The truth is that I did a bit like you do with records, where you give the album a title that you like and it doesn't necessarily have anything to do with the songs in it. Specifically, in the show I never talk about mansplaining. And, to be honest, I don't even have a daughter, but... this title made me laugh. The Mansplaining Explained to My Daughter is an anthology of situations and sketches centred around trying to do a monologue while all around there are things happening that might seem random. There is no fil rouge, as they would say in Lyon. The show starts as a noir, then it becomes a news report, the central part is about a love story, you perceive different characters without me doing voices or imitations of characters. Now that I think about it, this is the first time I have ever tried to explain The Mansplaining Explained to My Daughter: I usually go round and round in order not to explain it also because, in doing so, I have never seen this show and, to explain it well, I would rather call someone who has seen it. From my point of view, I would say that it is a set of surreal situations with musicals, monologue at the lectern... different things. In my opinion, it's funny. Put it this way, as a tradesman. I would go and see it.

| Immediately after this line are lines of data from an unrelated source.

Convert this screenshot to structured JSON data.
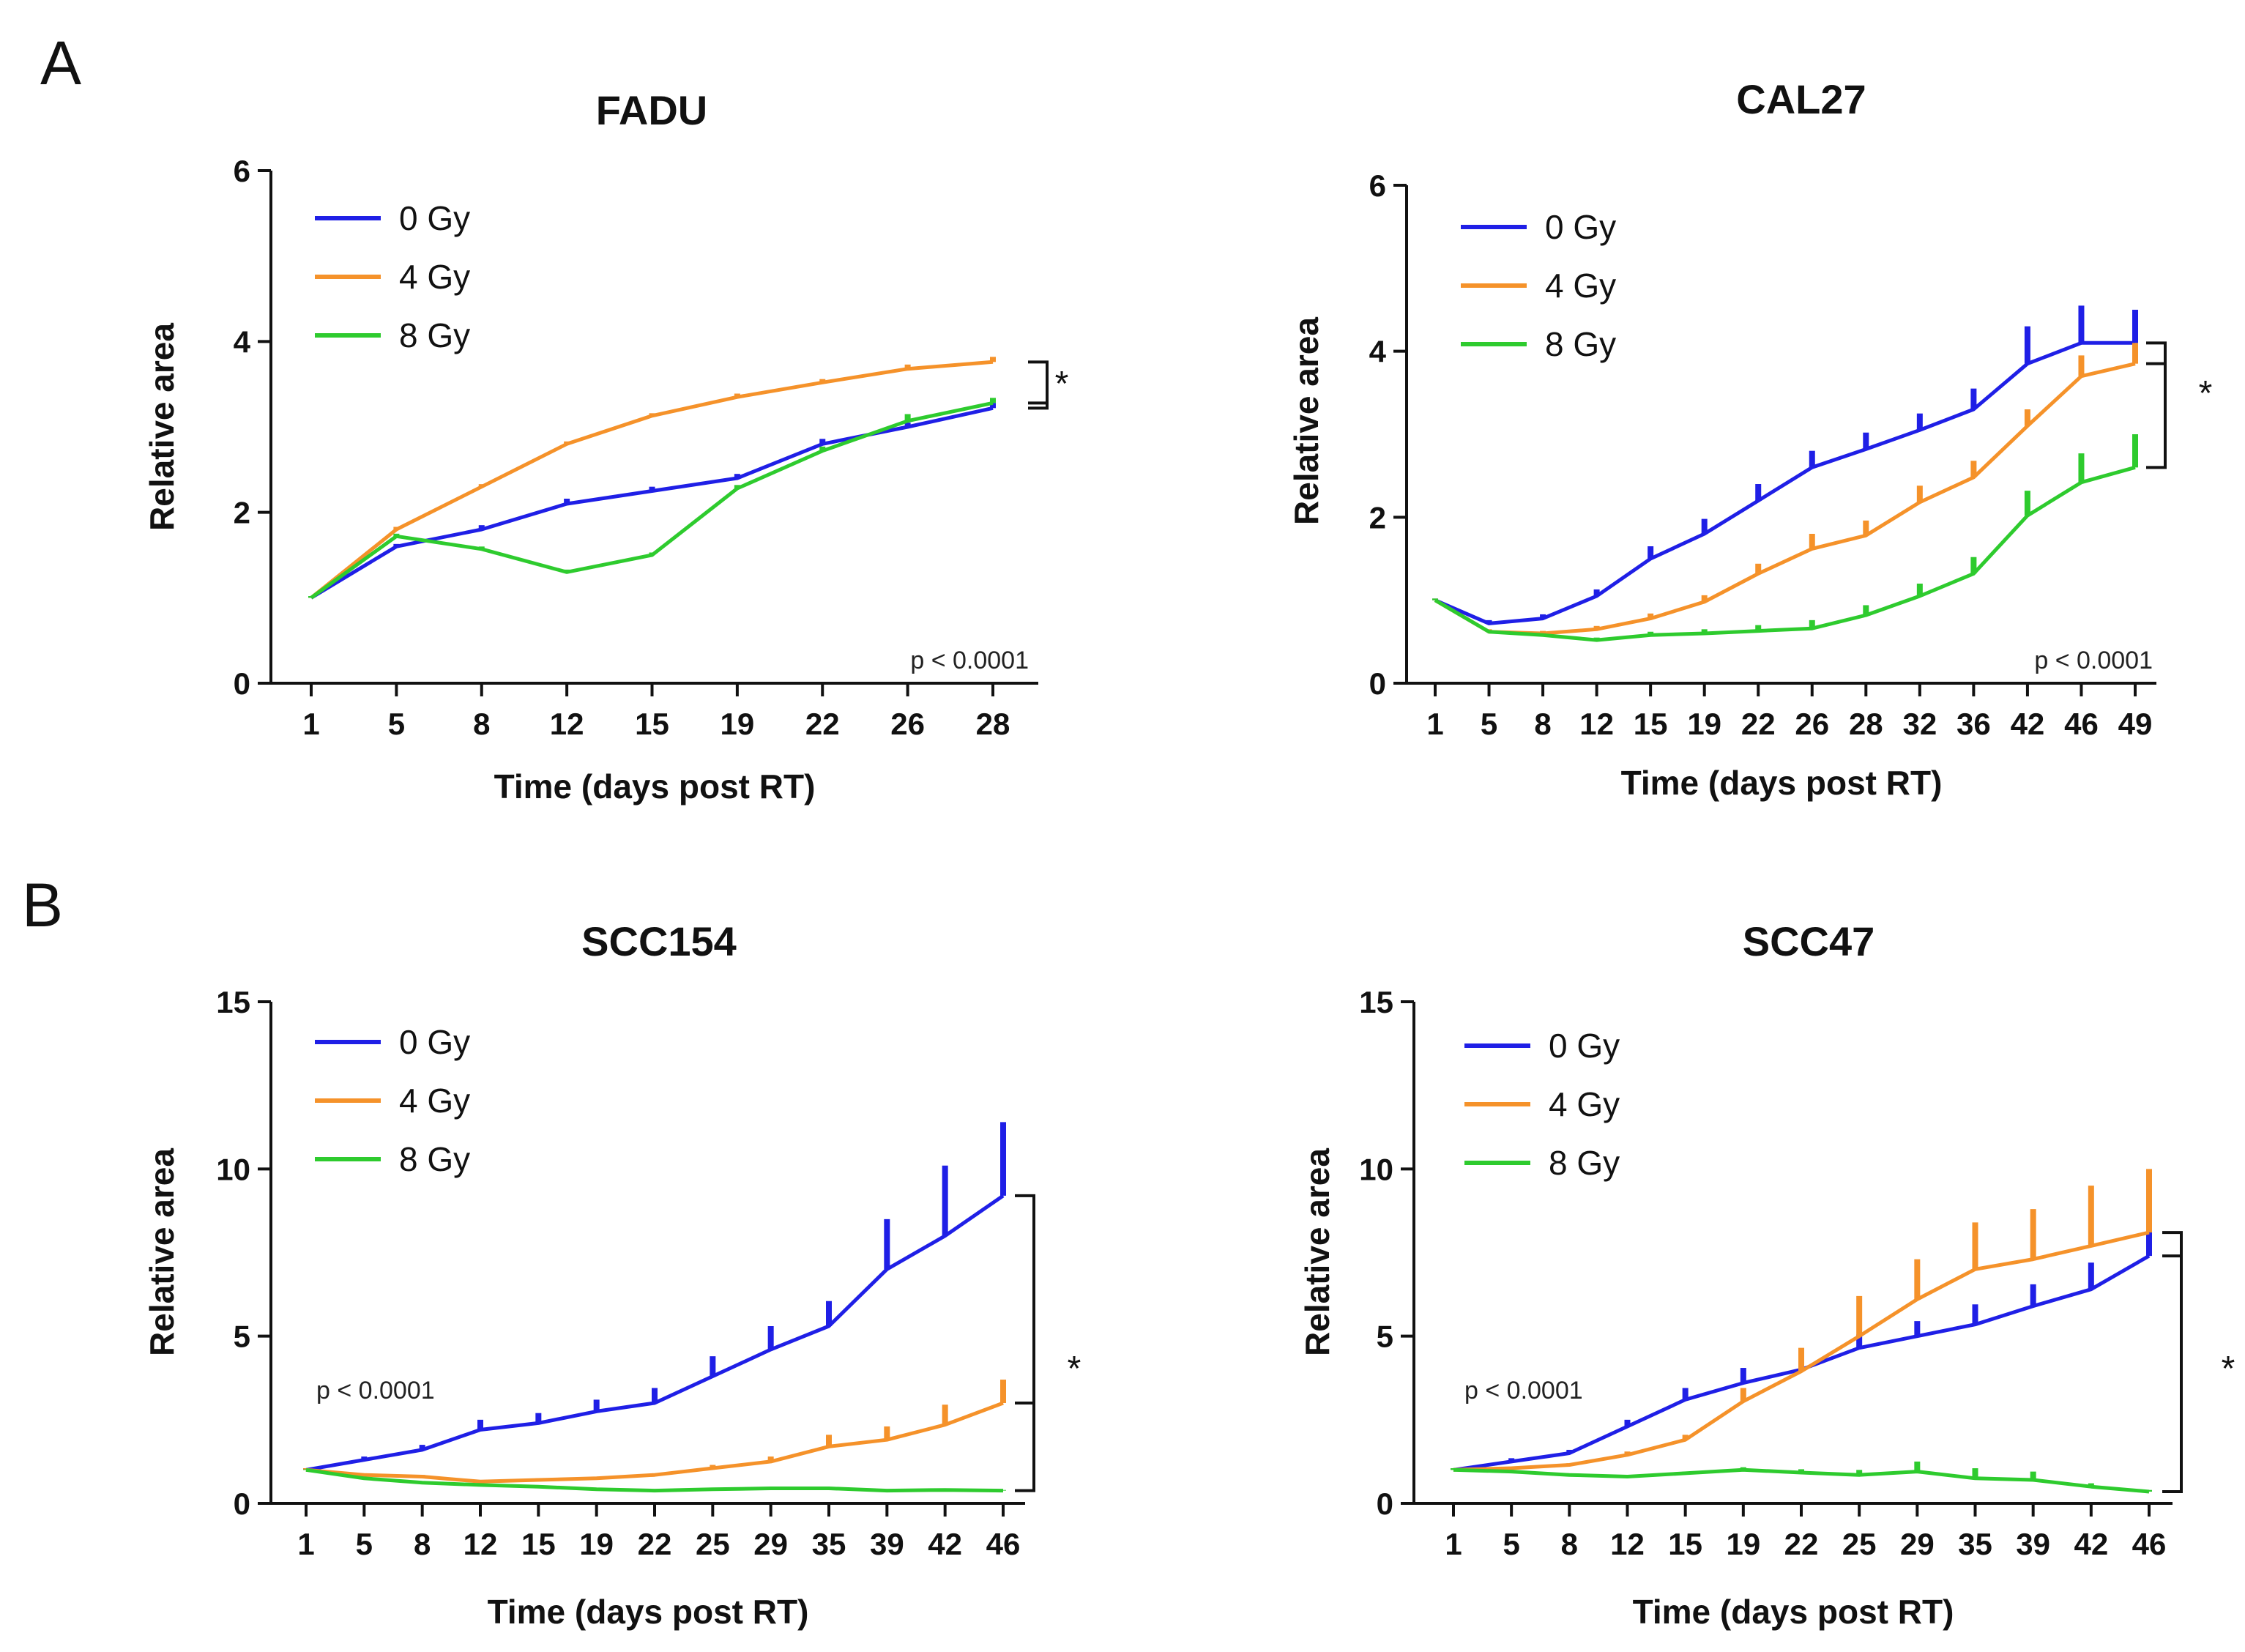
{
  "panels": [
    {
      "label": "A"
    },
    {
      "label": "B"
    }
  ],
  "chart_data": [
    {
      "type": "line",
      "title": "FADU",
      "xlabel": "Time (days post RT)",
      "ylabel": "Relative area",
      "categories": [
        "1",
        "5",
        "8",
        "12",
        "15",
        "19",
        "22",
        "26",
        "28"
      ],
      "ylim": [
        0,
        6
      ],
      "yticks": [
        0,
        2,
        4,
        6
      ],
      "pvalue": "p < 0.0001",
      "significance": "*",
      "legend_position": "top-left",
      "series": [
        {
          "name": "0 Gy",
          "color": "#1f1fe6",
          "values": [
            1.0,
            1.6,
            1.8,
            2.1,
            2.25,
            2.4,
            2.8,
            3.0,
            3.22
          ],
          "errors": [
            0.02,
            0.03,
            0.05,
            0.06,
            0.05,
            0.05,
            0.06,
            0.05,
            0.06
          ]
        },
        {
          "name": "4 Gy",
          "color": "#f5922a",
          "values": [
            1.0,
            1.8,
            2.3,
            2.8,
            3.13,
            3.35,
            3.52,
            3.68,
            3.76
          ],
          "errors": [
            0.02,
            0.03,
            0.03,
            0.03,
            0.03,
            0.04,
            0.04,
            0.05,
            0.06
          ]
        },
        {
          "name": "8 Gy",
          "color": "#2ecb2e",
          "values": [
            1.0,
            1.72,
            1.57,
            1.3,
            1.5,
            2.28,
            2.72,
            3.07,
            3.28
          ],
          "errors": [
            0.02,
            0.03,
            0.03,
            0.03,
            0.03,
            0.04,
            0.05,
            0.08,
            0.06
          ]
        }
      ]
    },
    {
      "type": "line",
      "title": "CAL27",
      "xlabel": "Time (days post RT)",
      "ylabel": "Relative area",
      "categories": [
        "1",
        "5",
        "8",
        "12",
        "15",
        "19",
        "22",
        "26",
        "28",
        "32",
        "36",
        "42",
        "46",
        "49"
      ],
      "ylim": [
        0,
        6
      ],
      "yticks": [
        0,
        2,
        4,
        6
      ],
      "pvalue": "p < 0.0001",
      "significance": "*",
      "legend_position": "top-left",
      "series": [
        {
          "name": "0 Gy",
          "color": "#1f1fe6",
          "values": [
            1.0,
            0.72,
            0.78,
            1.05,
            1.5,
            1.8,
            2.2,
            2.6,
            2.82,
            3.05,
            3.3,
            3.85,
            4.1,
            4.1
          ],
          "errors": [
            0.02,
            0.04,
            0.05,
            0.08,
            0.15,
            0.18,
            0.2,
            0.2,
            0.2,
            0.2,
            0.25,
            0.45,
            0.45,
            0.4
          ]
        },
        {
          "name": "4 Gy",
          "color": "#f5922a",
          "values": [
            1.0,
            0.62,
            0.6,
            0.65,
            0.78,
            0.98,
            1.32,
            1.62,
            1.78,
            2.18,
            2.48,
            3.1,
            3.7,
            3.85
          ],
          "errors": [
            0.02,
            0.03,
            0.03,
            0.04,
            0.06,
            0.08,
            0.12,
            0.18,
            0.18,
            0.2,
            0.2,
            0.2,
            0.25,
            0.25
          ]
        },
        {
          "name": "8 Gy",
          "color": "#2ecb2e",
          "values": [
            1.0,
            0.62,
            0.58,
            0.52,
            0.58,
            0.6,
            0.63,
            0.66,
            0.82,
            1.05,
            1.32,
            2.02,
            2.42,
            2.6
          ],
          "errors": [
            0.02,
            0.02,
            0.02,
            0.03,
            0.04,
            0.05,
            0.07,
            0.1,
            0.12,
            0.15,
            0.2,
            0.3,
            0.35,
            0.4
          ]
        }
      ]
    },
    {
      "type": "line",
      "title": "SCC154",
      "xlabel": "Time (days post RT)",
      "ylabel": "Relative area",
      "categories": [
        "1",
        "5",
        "8",
        "12",
        "15",
        "19",
        "22",
        "25",
        "29",
        "35",
        "39",
        "42",
        "46"
      ],
      "ylim": [
        0,
        15
      ],
      "yticks": [
        0,
        5,
        10,
        15
      ],
      "pvalue": "p < 0.0001",
      "significance": "*",
      "legend_position": "top-left",
      "series": [
        {
          "name": "0 Gy",
          "color": "#1f1fe6",
          "values": [
            1.0,
            1.3,
            1.6,
            2.2,
            2.4,
            2.75,
            3.0,
            3.8,
            4.6,
            5.3,
            7.0,
            8.0,
            9.2
          ],
          "errors": [
            0.05,
            0.1,
            0.15,
            0.3,
            0.3,
            0.35,
            0.45,
            0.6,
            0.7,
            0.75,
            1.5,
            2.1,
            2.2
          ]
        },
        {
          "name": "4 Gy",
          "color": "#f5922a",
          "values": [
            1.0,
            0.85,
            0.8,
            0.65,
            0.7,
            0.75,
            0.85,
            1.05,
            1.25,
            1.7,
            1.9,
            2.35,
            3.0
          ],
          "errors": [
            0.05,
            0.05,
            0.05,
            0.05,
            0.05,
            0.05,
            0.05,
            0.1,
            0.15,
            0.35,
            0.4,
            0.6,
            0.7
          ]
        },
        {
          "name": "8 Gy",
          "color": "#2ecb2e",
          "values": [
            1.0,
            0.75,
            0.62,
            0.55,
            0.5,
            0.42,
            0.38,
            0.42,
            0.45,
            0.45,
            0.38,
            0.4,
            0.38
          ],
          "errors": [
            0.02,
            0.02,
            0.02,
            0.02,
            0.02,
            0.02,
            0.02,
            0.02,
            0.02,
            0.02,
            0.02,
            0.02,
            0.02
          ]
        }
      ]
    },
    {
      "type": "line",
      "title": "SCC47",
      "xlabel": "Time (days post RT)",
      "ylabel": "Relative area",
      "categories": [
        "1",
        "5",
        "8",
        "12",
        "15",
        "19",
        "22",
        "25",
        "29",
        "35",
        "39",
        "42",
        "46"
      ],
      "ylim": [
        0,
        15
      ],
      "yticks": [
        0,
        5,
        10,
        15
      ],
      "pvalue": "p < 0.0001",
      "significance": "*",
      "legend_position": "top-left",
      "series": [
        {
          "name": "0 Gy",
          "color": "#1f1fe6",
          "values": [
            1.0,
            1.25,
            1.5,
            2.3,
            3.1,
            3.6,
            4.0,
            4.65,
            5.0,
            5.35,
            5.9,
            6.4,
            7.4
          ],
          "errors": [
            0.05,
            0.1,
            0.1,
            0.2,
            0.35,
            0.45,
            0.6,
            0.4,
            0.45,
            0.6,
            0.65,
            0.8,
            0.9
          ]
        },
        {
          "name": "4 Gy",
          "color": "#f5922a",
          "values": [
            1.0,
            1.05,
            1.15,
            1.45,
            1.9,
            3.05,
            3.95,
            5.0,
            6.1,
            7.0,
            7.3,
            7.7,
            8.1
          ],
          "errors": [
            0.05,
            0.05,
            0.05,
            0.1,
            0.15,
            0.4,
            0.7,
            1.2,
            1.2,
            1.4,
            1.5,
            1.8,
            1.9
          ]
        },
        {
          "name": "8 Gy",
          "color": "#2ecb2e",
          "values": [
            1.0,
            0.95,
            0.85,
            0.8,
            0.9,
            1.0,
            0.92,
            0.85,
            0.95,
            0.75,
            0.7,
            0.5,
            0.35
          ],
          "errors": [
            0.05,
            0.05,
            0.05,
            0.05,
            0.05,
            0.08,
            0.1,
            0.15,
            0.3,
            0.3,
            0.25,
            0.1,
            0.05
          ]
        }
      ]
    }
  ]
}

You are touring Europe. Usually Italia, when it produces art and/or entertainment, is accused of being provincial. How did the idea of trespassing come about?
I should point out that even in the rest of Italia the show will be all in Italian: the tickets were bought by Italians who live there, with the exception of the Paris date where, I am told, there will be some French people who understand Italian. And thank goodness, because it is an untranslatable show. The only foreign language I know is English, despite my five-day Erasmus in Spain (for an episode of Faccende complicate edr), but for a matter of comic timing I am convinced that Il mansplaining explained to my daughter in other languages would not work. It would be like asking a pianist to play on the guitar a piece he wrote for the piano. Then maybe translated it would still work, who knows? As for Italia entertainment, the problem is not so much the provincialism itself, but the complacency of this provincialism: we boast that we understand nothing.